I wanted to understand how the item had gotten so badly underestimated. With the help of McConnell, I identified a couple of things we did wrong. First, when we broke down the item into its component parts we missed several. Second, we got sidetracked onto other tasks several times while working on the item. Third, even though we had not done similar tasks before we had assumed it would be easy because it was not conceptually difficult. After the fact, each of these points became apparent, but I was looking to understand what we could have done better beforehand.

The three points that caused our delay are interrelated. We missed subtasks during the initial breakdown because we took the conceptual simplicity to mean we fully understood the problem. The longer we spent on the task, the greater the odds that something would come up that needed attention, causing us to spend more calendar time on the task.

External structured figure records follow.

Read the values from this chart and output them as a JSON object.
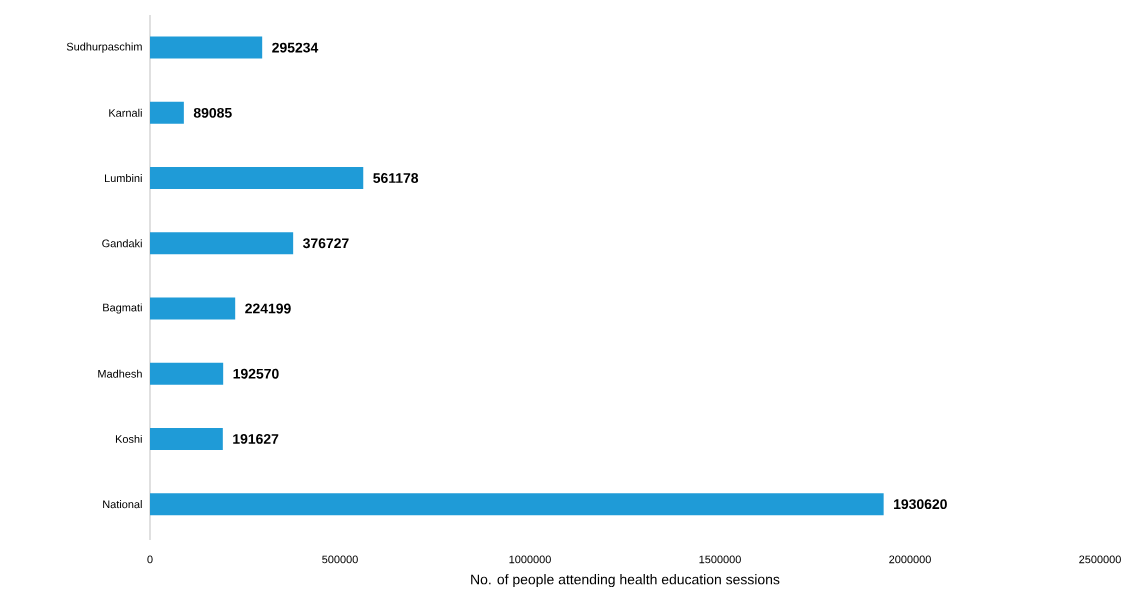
{
  "chart_data": {
    "type": "bar",
    "orientation": "horizontal",
    "xlabel": "No. of people attending health education sessions",
    "categories": [
      "Sudhurpaschim",
      "Karnali",
      "Lumbini",
      "Gandaki",
      "Bagmati",
      "Madhesh",
      "Koshi",
      "National"
    ],
    "values": [
      295234,
      89085,
      561178,
      376727,
      224199,
      192570,
      191627,
      1930620
    ],
    "color": "#1f9bd7",
    "xlim": [
      0,
      2500000
    ],
    "xticks": [
      0,
      500000,
      1000000,
      1500000,
      2000000,
      2500000
    ],
    "data_labels": true
  }
}
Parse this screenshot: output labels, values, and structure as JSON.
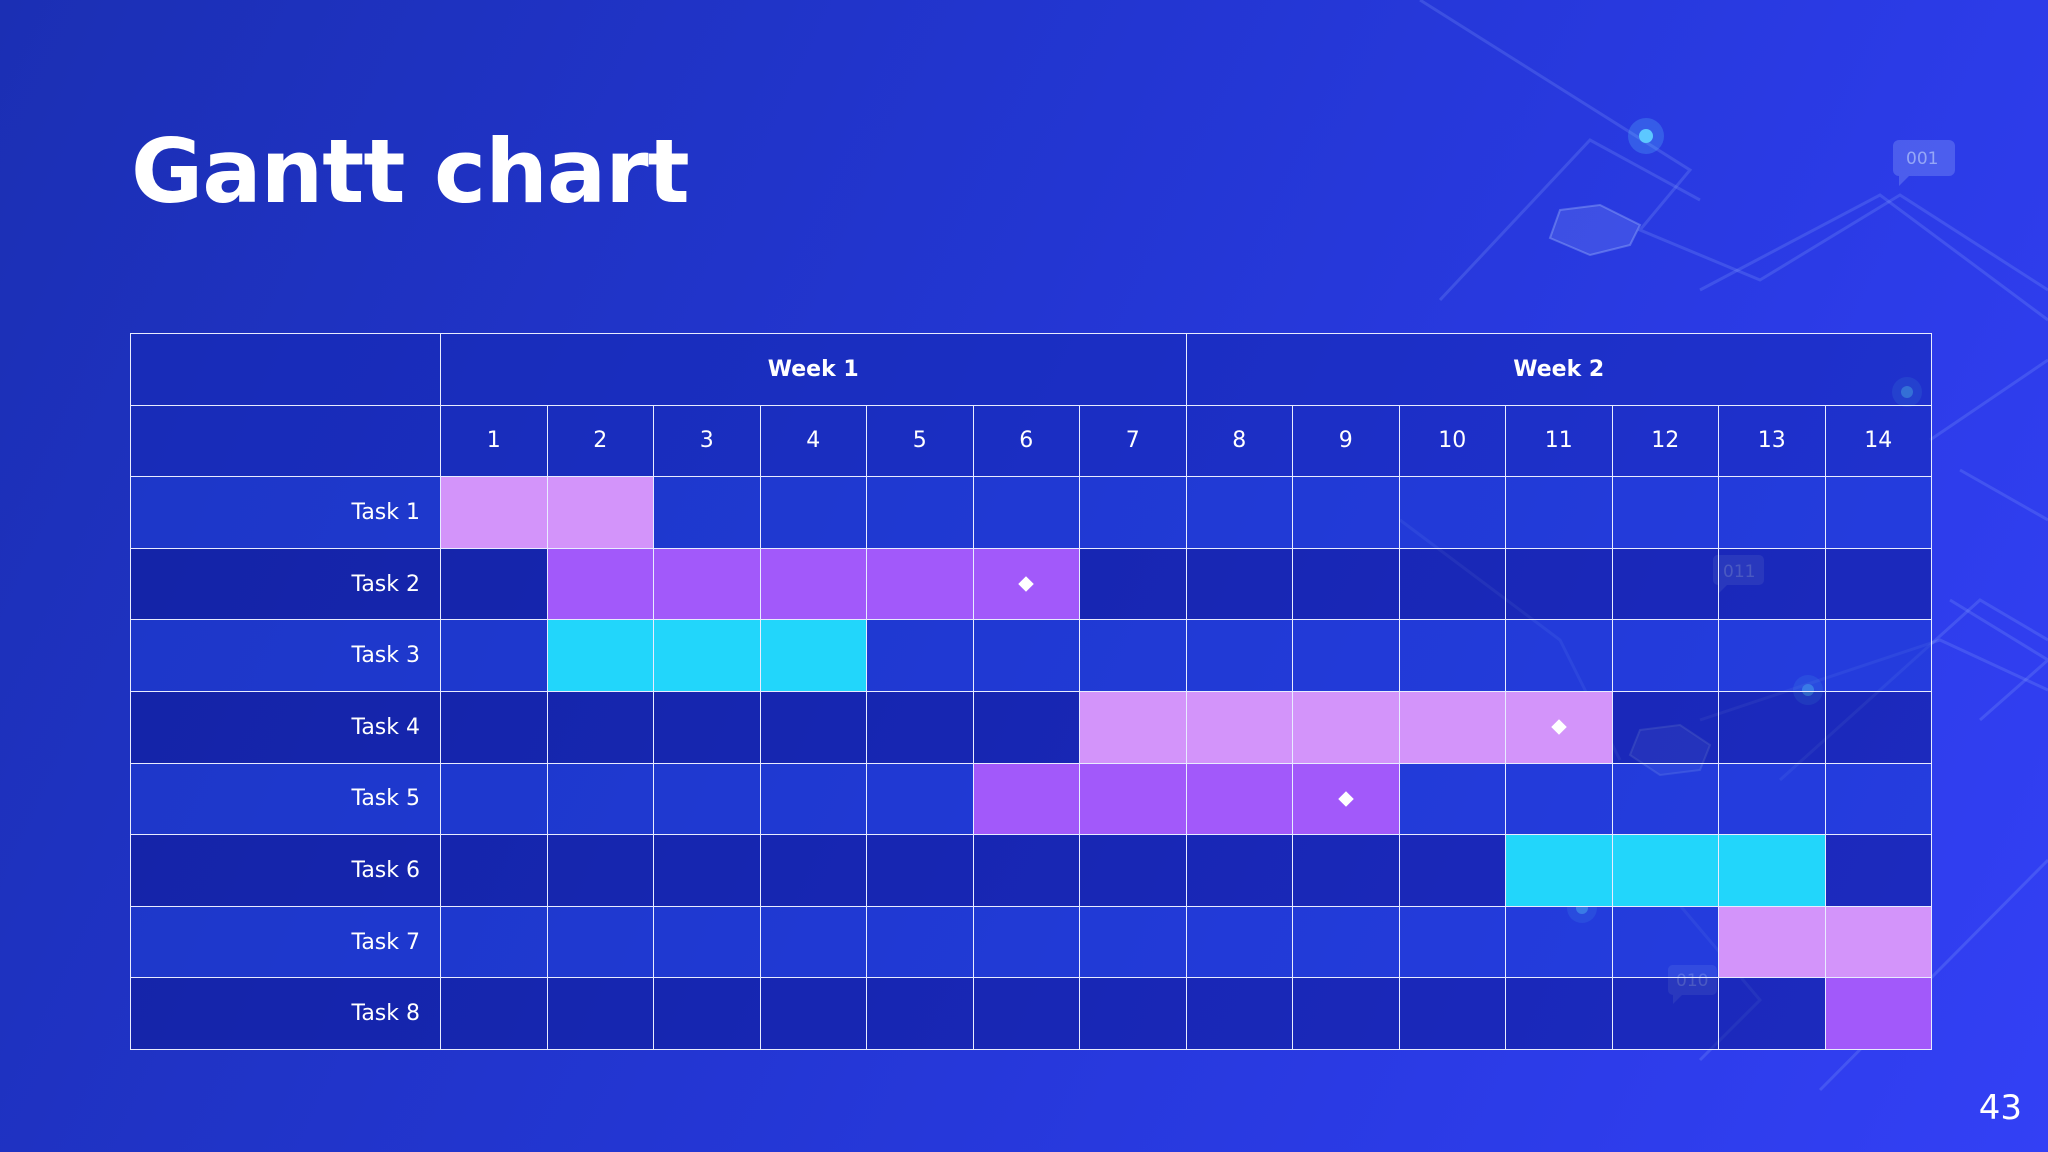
{
  "slide": {
    "title": "Gantt chart",
    "page_number": "43"
  },
  "colors": {
    "lavender": "#d394fa",
    "violet": "#a259fa",
    "cyan": "#22d6fb",
    "grid": "#e8ecff",
    "background": "#2336d2"
  },
  "decorations": {
    "tags": [
      "001",
      "011",
      "010"
    ]
  },
  "chart_data": {
    "type": "table",
    "weeks": [
      {
        "label": "Week 1",
        "days": [
          1,
          2,
          3,
          4,
          5,
          6,
          7
        ]
      },
      {
        "label": "Week 2",
        "days": [
          8,
          9,
          10,
          11,
          12,
          13,
          14
        ]
      }
    ],
    "days": [
      "1",
      "2",
      "3",
      "4",
      "5",
      "6",
      "7",
      "8",
      "9",
      "10",
      "11",
      "12",
      "13",
      "14"
    ],
    "tasks": [
      {
        "name": "Task 1",
        "start": 1,
        "end": 2,
        "color": "lavender",
        "milestone": null
      },
      {
        "name": "Task 2",
        "start": 2,
        "end": 6,
        "color": "violet",
        "milestone": 6
      },
      {
        "name": "Task 3",
        "start": 2,
        "end": 4,
        "color": "cyan",
        "milestone": null
      },
      {
        "name": "Task 4",
        "start": 7,
        "end": 11,
        "color": "lavender",
        "milestone": 11
      },
      {
        "name": "Task 5",
        "start": 6,
        "end": 9,
        "color": "violet",
        "milestone": 9
      },
      {
        "name": "Task 6",
        "start": 11,
        "end": 13,
        "color": "cyan",
        "milestone": null
      },
      {
        "name": "Task 7",
        "start": 13,
        "end": 14,
        "color": "lavender",
        "milestone": null
      },
      {
        "name": "Task 8",
        "start": 14,
        "end": 14,
        "color": "violet",
        "milestone": null
      }
    ]
  }
}
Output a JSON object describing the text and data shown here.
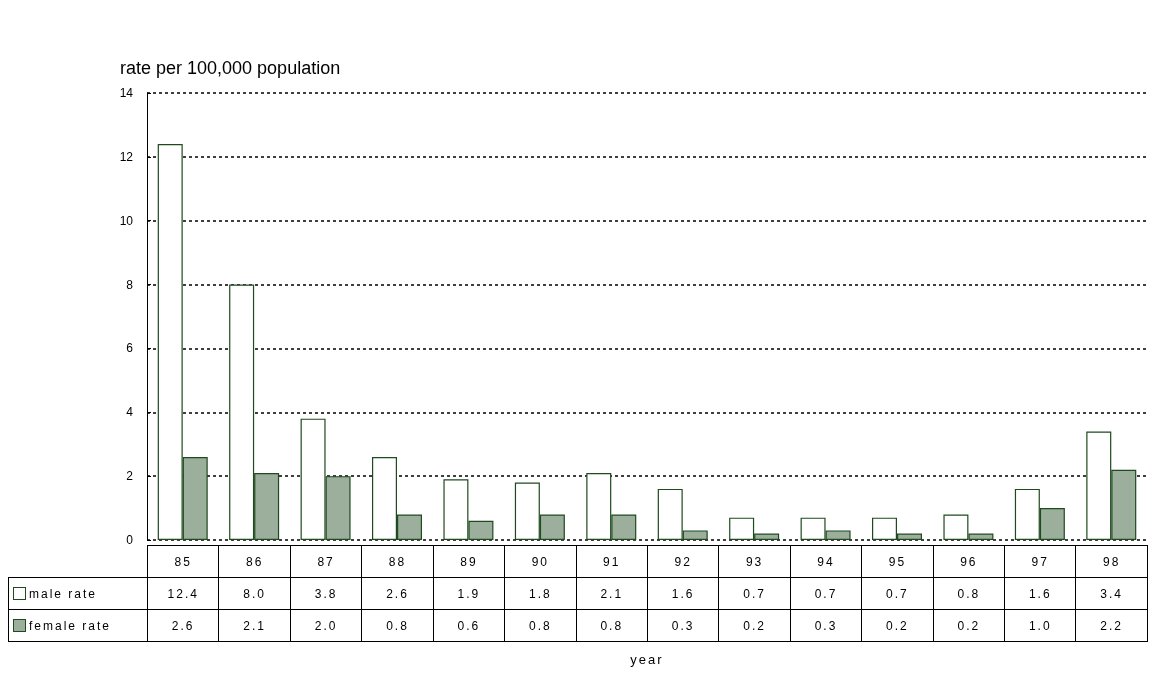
{
  "chart_data": {
    "type": "bar",
    "title": "rate per 100,000 population",
    "annotations": [
      "year"
    ],
    "categories": [
      "85",
      "86",
      "87",
      "88",
      "89",
      "90",
      "91",
      "92",
      "93",
      "94",
      "95",
      "96",
      "97",
      "98"
    ],
    "series": [
      {
        "name": "male rate",
        "color": "#ffffff",
        "values": [
          12.4,
          8.0,
          3.8,
          2.6,
          1.9,
          1.8,
          2.1,
          1.6,
          0.7,
          0.7,
          0.7,
          0.8,
          1.6,
          3.4
        ],
        "value_labels": [
          "12.4",
          "8.0",
          "3.8",
          "2.6",
          "1.9",
          "1.8",
          "2.1",
          "1.6",
          "0.7",
          "0.7",
          "0.7",
          "0.8",
          "1.6",
          "3.4"
        ]
      },
      {
        "name": "female rate",
        "color": "#9caf9c",
        "values": [
          2.6,
          2.1,
          2.0,
          0.8,
          0.6,
          0.8,
          0.8,
          0.3,
          0.2,
          0.3,
          0.2,
          0.2,
          1.0,
          2.2
        ],
        "value_labels": [
          "2.6",
          "2.1",
          "2.0",
          "0.8",
          "0.6",
          "0.8",
          "0.8",
          "0.3",
          "0.2",
          "0.3",
          "0.2",
          "0.2",
          "1.0",
          "2.2"
        ]
      }
    ],
    "ylim": [
      0,
      14
    ],
    "yticks": [
      0,
      2,
      4,
      6,
      8,
      10,
      12,
      14
    ],
    "grid": "y",
    "legend": "bottom left"
  }
}
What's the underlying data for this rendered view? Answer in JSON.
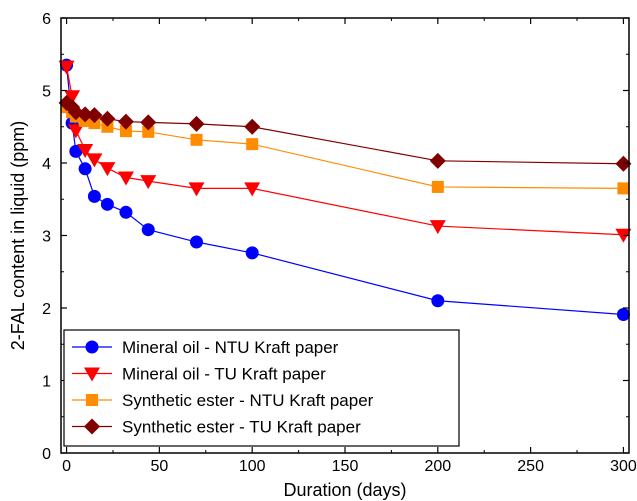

While most of the book was on entire project-level estimation, some of the tips and techniques can be applied to smaller tasks. Some of these techniques are immediately applicable to the item we had estimated poorly. The first technique is to understand the estimate’s purpose. In this case, it was so that we could let other teams that depended on us know when to expect the results. The second technique is to understand how the support burden impacts the team’s ability to do work. There was a much higher than normal support burden on our team during this timeframe due to items other teams were working on that would need our input and assistance; we should have anticipated that. The third technique is estimating each individual part separately, which would allow individual errors to cancel each other out. This usage of the Law of Large Numbers would help to remove random error, although it still leaves in systemic error (like our missing some of the composite parts). Since we did one estimate for the item, we had all of the error in one direction. Using these three techniques, we probably would have gotten down to 100 to 200% over the estimate.

100% over the estimate is still bad. The biggest issue in our estimate was that we didn’t stop and fully discuss the task itself, because we thought we had a good enough understanding of the problem. Based on what happened as we went on, it seems like among the team, someone had thought of most of the challenges we encountered, but nobody had thought about all of them, nor had we effectively shared our individual observations. As an example, the person who realized that each test case was going to be extremely time consuming to run was a different person than the one who recognized the need for an additional set of test cases. Therefore, we did not realize the extreme time consumption involved in testing the item until we were already testing. We had not stopped to discuss the assumptions that went into the estimate since we had all agreed closely on what the estimate was. If we had stopped to discuss the assumptions before generating our individual estimates we could have come to a much better final estimate.

McConnell discusses the Wideband Delphi method as a way to avoid this sort of problem. It requires an upfront discussion about the assumptions; if you have an initial agreement on the estimate, someone plays devil’s advocate to ensure that the estimators can defend their estimate against criticism. They take the average of the generated estimates and if the group unanimously agrees on it the average is accepted as the estimate. If not the process continues iteratively until the group converges on an accepted answer. McConnell cites that this method reduces estimation error by 40%. He also suggests using this estimation technique when you are less familiar with whatever it is you are trying to estimate about. He presented other data that showed that 20% of the time the initial range of estimates does not include the final result, but in a third of those cases the process moves outside of its initial range and towards the final result.

Going forward we’re going to make sure to discuss the assumptions going into the more complex estimates. We probably won’t ever do a full Wideband Delphi, but on larger estimates we will definitely be sure to discuss our assumptions even if we are in agreement as to the answer the first time around. That seems like the best balance between time invested and accuracy for us.